This bounty is for bringing up facebook/sam2-hiera-tiny using TTNN APIs on Tenstorrent hardware (Wormhole or Blackhole).
SAM 2 is Meta’s foundation model for promptable visual segmentation (paper).
The goal is to enable this model to run on TT hardware in image mode — Hiera image encoder, prompt encoder, and two-way transformer mask decoder. Video tracking (memory encoder/attention/bank) is out of scope
What Success Looks Like
Implement the full image-mode pipeline in TTNN: image encoder, prompt encoder, and mask decoder
Support point, box, and mask prompts, matching the HF reference numerically (PCC)
Measure and report throughput/latency on device, performance repport
Stage 1 — Bring-Up
Implement sam2-hiera-tiny (image mode, 1024×1024 input) using TTNN APIs (Python)

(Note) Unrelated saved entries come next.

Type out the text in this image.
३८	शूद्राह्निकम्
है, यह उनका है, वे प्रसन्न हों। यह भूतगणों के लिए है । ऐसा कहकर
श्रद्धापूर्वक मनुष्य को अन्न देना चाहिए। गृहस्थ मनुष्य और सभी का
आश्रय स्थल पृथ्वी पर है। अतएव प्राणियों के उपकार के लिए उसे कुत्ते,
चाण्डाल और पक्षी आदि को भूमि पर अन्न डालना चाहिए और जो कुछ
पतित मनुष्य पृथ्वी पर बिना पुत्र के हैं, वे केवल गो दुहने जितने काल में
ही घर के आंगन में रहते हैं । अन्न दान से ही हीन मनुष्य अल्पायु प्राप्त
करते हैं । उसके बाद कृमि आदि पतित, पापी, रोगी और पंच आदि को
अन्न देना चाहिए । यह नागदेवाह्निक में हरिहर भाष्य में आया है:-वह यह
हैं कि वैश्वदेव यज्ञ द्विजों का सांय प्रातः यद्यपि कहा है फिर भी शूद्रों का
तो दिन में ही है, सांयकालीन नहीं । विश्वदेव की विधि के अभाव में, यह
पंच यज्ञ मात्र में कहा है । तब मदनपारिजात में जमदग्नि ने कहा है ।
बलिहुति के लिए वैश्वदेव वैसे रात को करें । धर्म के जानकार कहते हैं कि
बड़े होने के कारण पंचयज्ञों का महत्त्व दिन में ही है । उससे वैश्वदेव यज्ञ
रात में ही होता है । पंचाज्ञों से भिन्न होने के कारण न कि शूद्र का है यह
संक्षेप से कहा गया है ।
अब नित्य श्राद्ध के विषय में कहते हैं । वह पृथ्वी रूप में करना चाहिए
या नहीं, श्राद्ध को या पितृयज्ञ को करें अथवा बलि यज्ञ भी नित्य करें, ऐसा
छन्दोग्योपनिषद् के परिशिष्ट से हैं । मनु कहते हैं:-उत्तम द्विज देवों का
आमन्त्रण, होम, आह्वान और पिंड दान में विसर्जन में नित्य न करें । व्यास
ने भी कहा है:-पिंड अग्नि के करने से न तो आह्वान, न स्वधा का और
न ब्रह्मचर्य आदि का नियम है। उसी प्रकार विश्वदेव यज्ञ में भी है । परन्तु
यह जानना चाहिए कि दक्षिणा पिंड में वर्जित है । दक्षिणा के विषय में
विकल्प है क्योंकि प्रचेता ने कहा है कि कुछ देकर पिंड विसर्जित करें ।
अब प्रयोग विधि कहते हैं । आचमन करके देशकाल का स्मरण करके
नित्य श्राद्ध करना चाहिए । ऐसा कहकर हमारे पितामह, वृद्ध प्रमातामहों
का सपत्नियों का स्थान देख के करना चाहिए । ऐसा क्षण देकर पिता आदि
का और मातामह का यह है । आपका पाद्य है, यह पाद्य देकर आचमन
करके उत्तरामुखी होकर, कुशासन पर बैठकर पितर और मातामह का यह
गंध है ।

Model runs on N150 or N300 with no errors
Produces valid masks on sample images; verify against the HF reference
Stage 2 — Basic Optimizations
Use optimal sharded/interleaved memory configs across encoder and decoder
Efficient sharding for patch embedding and transformer blocks
Fuse simple ops where possible
Store intermediate activations in L1 where beneficial
Stage 3 — Deeper Optimization
Maximize core utilization per inference
Minimize memory and tensor manipulation overheads
Guidance & Starting Points
Possible Approaches
Start from the HuggingFace Sam2Model / PyTorch reference and port layers one by one to TTNN, validating each submodule’s output against the reference before full integration.
Use TTNN profiling tools to identify bottlenecks and fusion opportunities.
Result Submission Guidelines
Beyond the model implementation itself, contributors must submit the following material as proof of work.
However, feel free to open a PR at any time if you want us checking that you are on the right track.
Just understand that payout is only made after all 3 stages are completed.